The effects of intrapancreatic penicillin G injection on pancreatic function. (A) Serum levels of amylase and lipase after intrapancreatic penicillin G injection. Injecting penicillin G into the pancreas did not significantly alter the serum levels of amylase or lipase. (B) Serial measurement of serum levels of insulin at certain time intervals by enzyme-linked immunosorbent assay (ELISA) after glucose infusion on the second and seventh day of penicillin G injection. Penicillin G-injected mice had slightly less insulin secretion than the control group although it was not statistically significant. Values are presented as mean ± standard deviation of three independent experiments. * p < 0.05. Abbreviation: DMSO, dimethyl sulfoxide.

Figure 5

In vitro demonstration of mechanism leading to pancreatic fibrosis by penicillin G. (A) Western blot analysis of HPSCs after treating penicillin G followed by addition of TGF-β1 siRNA. The addition of TGF-β1 siRNA significantly abrogated profibrotic effects of penicillin G, demonstrated by the lower expression of profibrotic markers, such as collagen, MMP2, and p-SMAD. (B) Western blot analysis of HPSCs after treatment with penicillin G followed by addition of TGF-β receptor I (TGF-β RI) siRNA. The addition of TGF-β1 siRNA significantly abrogated profibrotic effects of penicillin G. (C) Western blot analysis of HPSCs after injecting penicillin G followed by addition of TGF-β receptor II (TGF-β RI) siRNA. The addition of TGF-β1 RI siRNA also significantly abrogated profibrotic effects of penicillin (D) Alterations in fibrosis-related factors after treatment of pancreatic tissue with Penicillin G combined with SB431542, an inhibitor of the TGF-β1 receptor. Treatment with SB431542 significantly abrogated the expression of all fibrosis-related factors that had been increased by Penicillin G. * p < 0.05.

Figure 6

In vivo demonstration of mechanism leading to pancreatic fibrosis by penicillin G. Mice were injected with SB431542, an inhibitor of the TGF-β1 receptor intraperitoneally, followed by an intra-pancreatic injection of penicillin G. (A) Western blot analysis showing the expression of fibrosis-related markers in the mouse pancreas. Pretreatment with SB431542 in mice injected with intrapancreatic penicillin G significantly reduced the expression of fibrosis-related markers, such as TGF-β1, p-SMAD, collagen, MMP2, and TIMP1, in comparison with mice without the pretreatment (p < 0.05). (B) Measurement of pancreatic hardness. Pretreatment of SB431542 significantly abrogated the pancreatic hardening capacity by penicillin G in the mouse pancreas. (C) Measurement of SHC of the pancreas.

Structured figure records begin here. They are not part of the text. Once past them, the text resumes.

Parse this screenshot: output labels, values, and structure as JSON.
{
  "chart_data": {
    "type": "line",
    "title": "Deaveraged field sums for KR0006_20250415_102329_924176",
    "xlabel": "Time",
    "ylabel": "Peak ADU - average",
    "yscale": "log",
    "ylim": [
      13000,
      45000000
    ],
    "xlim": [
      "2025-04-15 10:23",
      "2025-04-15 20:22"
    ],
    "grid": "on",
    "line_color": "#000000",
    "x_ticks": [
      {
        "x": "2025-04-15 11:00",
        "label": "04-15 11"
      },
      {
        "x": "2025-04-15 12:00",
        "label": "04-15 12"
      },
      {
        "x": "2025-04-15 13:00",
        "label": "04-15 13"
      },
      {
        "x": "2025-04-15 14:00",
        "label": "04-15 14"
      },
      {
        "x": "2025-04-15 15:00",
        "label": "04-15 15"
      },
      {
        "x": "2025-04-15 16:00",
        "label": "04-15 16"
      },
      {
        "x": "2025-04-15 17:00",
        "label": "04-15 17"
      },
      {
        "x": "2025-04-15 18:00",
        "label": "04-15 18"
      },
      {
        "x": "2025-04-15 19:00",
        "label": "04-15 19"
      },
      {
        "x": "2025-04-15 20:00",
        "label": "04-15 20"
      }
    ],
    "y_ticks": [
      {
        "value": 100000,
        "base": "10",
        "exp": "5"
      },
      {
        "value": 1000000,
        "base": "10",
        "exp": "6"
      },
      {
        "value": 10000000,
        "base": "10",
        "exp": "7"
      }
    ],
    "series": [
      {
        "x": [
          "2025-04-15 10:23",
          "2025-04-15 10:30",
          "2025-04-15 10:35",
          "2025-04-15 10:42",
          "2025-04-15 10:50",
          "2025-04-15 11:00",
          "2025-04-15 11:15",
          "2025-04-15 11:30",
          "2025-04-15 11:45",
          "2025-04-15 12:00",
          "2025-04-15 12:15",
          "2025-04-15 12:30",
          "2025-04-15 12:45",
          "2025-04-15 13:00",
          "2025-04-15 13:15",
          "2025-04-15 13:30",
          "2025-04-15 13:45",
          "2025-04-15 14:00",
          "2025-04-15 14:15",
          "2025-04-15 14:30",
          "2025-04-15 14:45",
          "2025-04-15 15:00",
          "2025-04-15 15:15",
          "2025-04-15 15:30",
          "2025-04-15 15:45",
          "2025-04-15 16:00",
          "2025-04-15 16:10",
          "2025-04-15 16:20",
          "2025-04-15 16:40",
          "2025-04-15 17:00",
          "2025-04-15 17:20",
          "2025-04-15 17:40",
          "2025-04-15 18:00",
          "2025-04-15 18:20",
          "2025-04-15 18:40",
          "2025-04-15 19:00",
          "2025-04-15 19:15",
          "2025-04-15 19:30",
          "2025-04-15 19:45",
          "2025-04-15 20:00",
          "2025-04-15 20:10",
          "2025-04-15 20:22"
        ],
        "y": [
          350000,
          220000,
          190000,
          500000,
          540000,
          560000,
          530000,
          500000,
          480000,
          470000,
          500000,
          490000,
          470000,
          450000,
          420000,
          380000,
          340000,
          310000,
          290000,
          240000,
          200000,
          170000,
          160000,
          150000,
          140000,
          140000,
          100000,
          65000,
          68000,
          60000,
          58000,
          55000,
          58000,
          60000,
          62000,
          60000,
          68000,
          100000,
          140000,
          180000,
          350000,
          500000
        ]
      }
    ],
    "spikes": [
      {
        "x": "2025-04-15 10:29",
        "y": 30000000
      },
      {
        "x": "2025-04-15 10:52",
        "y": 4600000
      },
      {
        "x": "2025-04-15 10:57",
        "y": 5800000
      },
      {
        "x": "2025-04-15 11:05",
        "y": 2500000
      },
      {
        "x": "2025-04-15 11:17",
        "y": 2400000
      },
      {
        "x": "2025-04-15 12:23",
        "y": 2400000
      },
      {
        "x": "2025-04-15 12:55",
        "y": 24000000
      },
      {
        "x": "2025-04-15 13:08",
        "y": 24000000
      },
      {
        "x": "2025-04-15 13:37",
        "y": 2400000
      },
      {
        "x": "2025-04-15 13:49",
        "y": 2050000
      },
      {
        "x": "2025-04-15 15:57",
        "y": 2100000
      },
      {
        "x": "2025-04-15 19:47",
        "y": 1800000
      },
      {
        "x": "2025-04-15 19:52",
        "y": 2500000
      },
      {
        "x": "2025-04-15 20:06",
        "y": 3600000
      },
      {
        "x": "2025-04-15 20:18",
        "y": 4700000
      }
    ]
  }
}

Pretreatment of SB431542 significantly abrogated the enhanced SHC induced by penicillin G in the mouse pancreas. Values are presented as mean ± standard deviation of three independent experiments. * p < 0.05. Abbreviations: Ct, control; MMP-2, metalloproteinases-2; p-SMAD2, phosphorylated Smad2; SHC, suture holding capacity; TGF-β1, transforming growth factor-β1; TIMP-1, tissue inhibitor of metalloproteinases-1.